This October, the Science Museum will launch what it says will be the first permanent gallery in the UK dedicated to the history of information and communication technologies.
Which then makes me wonder what their existing long-running gallery devoted to communications technology was?
From the first transatlantic telegraph cable that connected Europe and North America in minutes rather than weeks, to the advanced computing power of the modern smartphone, the new gallery will look at the impact of developments in communication technology on all our lives.
More than 800 objects from the Science Museum collections will be put on display.
Information Age will explore how our modern connected world was created through six networks, the electric telegraph, the telephone exchange, radio and television broadcasting, satellite communications, computer networks and mobile communications.
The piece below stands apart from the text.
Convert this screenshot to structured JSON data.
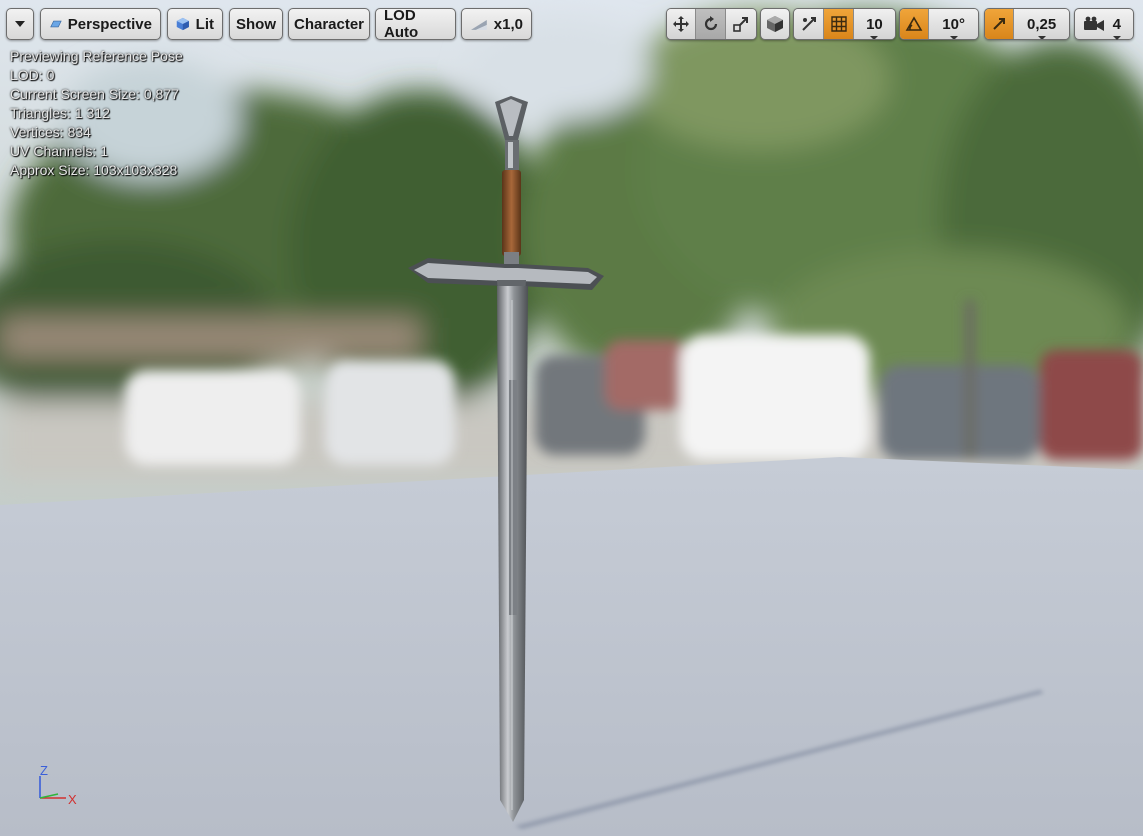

- Thomson’s original galvanometer used to receive the first telegraph messages sent across the Atlantic between President Buchanan and Queen Victoria in 1858
- The original Marconi radio transmitter that made the first public broadcast in 1922 with the famous words ‘This is 2LO calling’ – announcing the arrival of the BBC and the birth of British broadcasting
- The intimate oral histories of women who operated our telephone exchanges until the introduction of the automatic dial
- Two of the world’s fastest supercomputers in the 1960s, the Russian BESM-6 and the American CDC 6600, and how computing became the front line of the Cold War
- The development of two generations of satellite communication technology told through the first worldwide TV broadcast starring the Beatles in 1967 and the crucial role of GPS satellites first used to help coalition forces navigate the desert during the first Gulf War
- The NeXT cube, the original machine used by Sir Tim Berners-Lee to design the World Wide Web in 1989 and start a new age of instant access to information
At the centre of the gallery will sit the six-metre high aerial inductance coil from Rugby Radio Station. This enormous and object resembles a series of giant spider webs and was once part of the most powerful radio transmitter in the world and was donated to the Science Museum by BT.
The gallery will open on 25 October 2014.